Il se révèle ainsi nécessaire la mise en œuvre d’actions pour accroitre le taux de participation lors des élections chez les jeunes qui sont généralement brocardés comme se « plaignant beaucoup mais votant très peu ». Les mouvements d’affirmation citoyenne sont comme des caisses de résonance des jeunes, comme des structures de « contre-pouvoir comme des opposants de principe, des opposants de conscience visant la conquête et la sauvegarde d’acquis démocratiques ».
Les jeunes s’engagent dans des actions visant à prévenir l’éclatement de la violence en développant des initiatives pour instaurer une culture de la paix à travers des méthodes telles que les débats, les dialogues pour la paix, les dialogues religieux, l’éducation à la citoyenneté, le théâtre pédagogique et des sketchs à la radio ou à la télévision, des évènements sportifs, des festivals de musique, des campagnes de sensibilisation, des campagnes sur les médias sociaux, etc. Les jeunes cherchent ainsi, à travers ces formes de participation, à être des vecteurs de la paix, des catalyseurs du dialogue politique et des soldats de la paix. Les mouvements citoyens, souvent grâce à l’appui d’organisations vouées à la promotion de la paix, cherchent ainsi à jouer se mettre au service de la paix et à développer des initiatives de mobilisation populaire.
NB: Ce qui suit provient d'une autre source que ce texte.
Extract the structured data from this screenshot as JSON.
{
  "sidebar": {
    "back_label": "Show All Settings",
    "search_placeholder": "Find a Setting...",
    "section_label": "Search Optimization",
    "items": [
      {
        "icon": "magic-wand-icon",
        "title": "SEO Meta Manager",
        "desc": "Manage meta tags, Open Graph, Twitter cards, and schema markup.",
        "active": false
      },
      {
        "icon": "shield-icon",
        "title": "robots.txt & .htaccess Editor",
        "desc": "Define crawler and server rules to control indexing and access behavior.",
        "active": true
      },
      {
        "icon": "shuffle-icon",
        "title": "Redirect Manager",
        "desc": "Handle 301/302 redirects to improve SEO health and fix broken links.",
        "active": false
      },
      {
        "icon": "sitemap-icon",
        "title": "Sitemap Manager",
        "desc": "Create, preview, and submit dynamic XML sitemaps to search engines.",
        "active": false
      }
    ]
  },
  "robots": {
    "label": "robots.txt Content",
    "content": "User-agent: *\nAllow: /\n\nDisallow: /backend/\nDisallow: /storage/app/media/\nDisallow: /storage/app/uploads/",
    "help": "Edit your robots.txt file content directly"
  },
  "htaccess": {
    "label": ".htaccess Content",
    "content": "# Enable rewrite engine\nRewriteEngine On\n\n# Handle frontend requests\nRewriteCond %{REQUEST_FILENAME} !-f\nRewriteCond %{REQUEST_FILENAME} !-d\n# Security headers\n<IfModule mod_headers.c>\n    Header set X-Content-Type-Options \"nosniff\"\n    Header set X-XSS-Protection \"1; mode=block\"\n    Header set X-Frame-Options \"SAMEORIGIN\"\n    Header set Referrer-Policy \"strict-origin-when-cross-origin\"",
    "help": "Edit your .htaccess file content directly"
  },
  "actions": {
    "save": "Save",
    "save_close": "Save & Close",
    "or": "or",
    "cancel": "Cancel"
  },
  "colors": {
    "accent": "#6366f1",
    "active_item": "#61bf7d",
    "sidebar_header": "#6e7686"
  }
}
Au détour de ces considérations, se trouve l’impérieuse nécessité de battre en brèche des stéréotypes au sujet de la jeunesse en Afrique de l’Ouest. Car, n’y-a-t-il pas une certaine contradiction dans le fait de conférer aux jeunes le rôle de « bâtisseurs de la paix » et « d’acteurs de la stabilité démocratique en Afrique de l’Ouest » surtout si l’on sait que les discours médiatiques, les représentations populaires et les clichés sur les jeunes tendent à les associer systématiquement à la contestation, à la violence et à la terreur ? Il est tout aussi important de mettre en exergue les multiples rôles de la jeunesse comme un groupe social dont l’énergie, la créativité, l’enthousiasme, l’esprit d’initiative, les capacités de débrouille et l’inventivité peuvent être de précieux atouts pour la stabilité démocratique et la préservation de la paix, mais également dans le combat pour le développement.
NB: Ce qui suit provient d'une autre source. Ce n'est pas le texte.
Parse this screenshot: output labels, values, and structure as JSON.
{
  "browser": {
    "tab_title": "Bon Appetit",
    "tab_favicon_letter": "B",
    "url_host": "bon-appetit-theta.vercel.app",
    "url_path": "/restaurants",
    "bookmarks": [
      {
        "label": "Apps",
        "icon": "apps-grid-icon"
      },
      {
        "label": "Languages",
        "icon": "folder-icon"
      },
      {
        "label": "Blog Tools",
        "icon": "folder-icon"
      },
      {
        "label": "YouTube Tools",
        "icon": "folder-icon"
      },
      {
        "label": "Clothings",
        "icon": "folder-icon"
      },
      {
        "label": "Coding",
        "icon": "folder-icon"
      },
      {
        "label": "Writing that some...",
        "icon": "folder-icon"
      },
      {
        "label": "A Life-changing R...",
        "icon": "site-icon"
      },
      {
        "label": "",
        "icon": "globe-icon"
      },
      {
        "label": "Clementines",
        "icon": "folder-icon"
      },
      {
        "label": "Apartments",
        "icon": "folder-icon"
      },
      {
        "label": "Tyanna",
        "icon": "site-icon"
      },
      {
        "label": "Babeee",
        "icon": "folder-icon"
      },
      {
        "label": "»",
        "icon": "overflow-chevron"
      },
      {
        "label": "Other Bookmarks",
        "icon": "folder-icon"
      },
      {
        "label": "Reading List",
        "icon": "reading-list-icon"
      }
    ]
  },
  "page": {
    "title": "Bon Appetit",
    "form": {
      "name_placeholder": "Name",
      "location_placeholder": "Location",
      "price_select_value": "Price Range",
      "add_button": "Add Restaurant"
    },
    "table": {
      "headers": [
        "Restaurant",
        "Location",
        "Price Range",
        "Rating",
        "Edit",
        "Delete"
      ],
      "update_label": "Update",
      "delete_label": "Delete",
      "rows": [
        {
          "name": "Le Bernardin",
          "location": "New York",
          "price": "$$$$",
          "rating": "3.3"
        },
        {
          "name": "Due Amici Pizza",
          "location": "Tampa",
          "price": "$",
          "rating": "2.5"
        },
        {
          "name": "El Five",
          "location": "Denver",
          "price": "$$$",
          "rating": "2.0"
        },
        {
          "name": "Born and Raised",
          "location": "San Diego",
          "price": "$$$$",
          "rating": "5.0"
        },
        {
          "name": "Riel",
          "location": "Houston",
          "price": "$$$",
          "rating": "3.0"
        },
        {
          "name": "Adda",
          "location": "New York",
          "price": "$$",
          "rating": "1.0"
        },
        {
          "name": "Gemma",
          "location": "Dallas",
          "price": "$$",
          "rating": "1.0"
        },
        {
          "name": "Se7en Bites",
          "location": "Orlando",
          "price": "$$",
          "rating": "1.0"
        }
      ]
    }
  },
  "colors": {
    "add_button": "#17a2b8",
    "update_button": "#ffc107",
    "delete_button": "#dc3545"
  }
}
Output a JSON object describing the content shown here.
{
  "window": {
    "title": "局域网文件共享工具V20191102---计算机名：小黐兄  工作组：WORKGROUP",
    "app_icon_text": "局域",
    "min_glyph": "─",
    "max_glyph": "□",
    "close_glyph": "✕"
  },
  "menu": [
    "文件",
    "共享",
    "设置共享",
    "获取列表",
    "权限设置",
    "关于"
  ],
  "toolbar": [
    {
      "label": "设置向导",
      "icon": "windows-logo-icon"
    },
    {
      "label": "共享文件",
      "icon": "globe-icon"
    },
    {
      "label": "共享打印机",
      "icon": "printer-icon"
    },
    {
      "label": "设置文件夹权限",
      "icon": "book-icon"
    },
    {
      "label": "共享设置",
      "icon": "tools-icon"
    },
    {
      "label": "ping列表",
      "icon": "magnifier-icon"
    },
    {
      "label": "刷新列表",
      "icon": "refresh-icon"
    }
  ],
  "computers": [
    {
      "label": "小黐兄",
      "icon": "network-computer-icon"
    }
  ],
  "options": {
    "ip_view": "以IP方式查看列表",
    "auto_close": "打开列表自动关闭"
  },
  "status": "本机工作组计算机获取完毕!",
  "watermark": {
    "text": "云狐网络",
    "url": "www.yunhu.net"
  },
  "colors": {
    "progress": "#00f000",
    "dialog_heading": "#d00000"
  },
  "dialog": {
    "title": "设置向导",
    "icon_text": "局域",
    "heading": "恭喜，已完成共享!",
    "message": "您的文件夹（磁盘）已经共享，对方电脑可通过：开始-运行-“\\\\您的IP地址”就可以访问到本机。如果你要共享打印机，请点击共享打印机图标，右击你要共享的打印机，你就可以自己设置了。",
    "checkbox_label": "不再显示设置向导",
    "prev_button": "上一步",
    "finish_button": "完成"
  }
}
Que ce soit au Sénégal, au Mali, en Guinée, au Burkina Faso, au Niger, etc. les mouvements citoyens se positionnent souvent comme modes de dénonciation et d’énonciation politiques chez les jeunes en Afrique de l’Ouest. En effet, l’on assiste à l’émergence de mouvements devenus des forces incontournables dans les épisodes de mobilisation socio-politique, à l’occasion de contestations politico-électorales, de manifestations de rue pour dénoncer des dérives politiques et pour réclamer un respect des règles du jeu démocratique, une réponse aux problèmes sociaux ou pour revendiquer des espaces socio-politiques apaises qui passe notamment par une farouche lutte contre les modifications constitutionnelles à des fins partisanes. Dans cette même veine, le vote féminin se révèle en Afrique de l’Ouest très puissant, mais il est très mal utilisé.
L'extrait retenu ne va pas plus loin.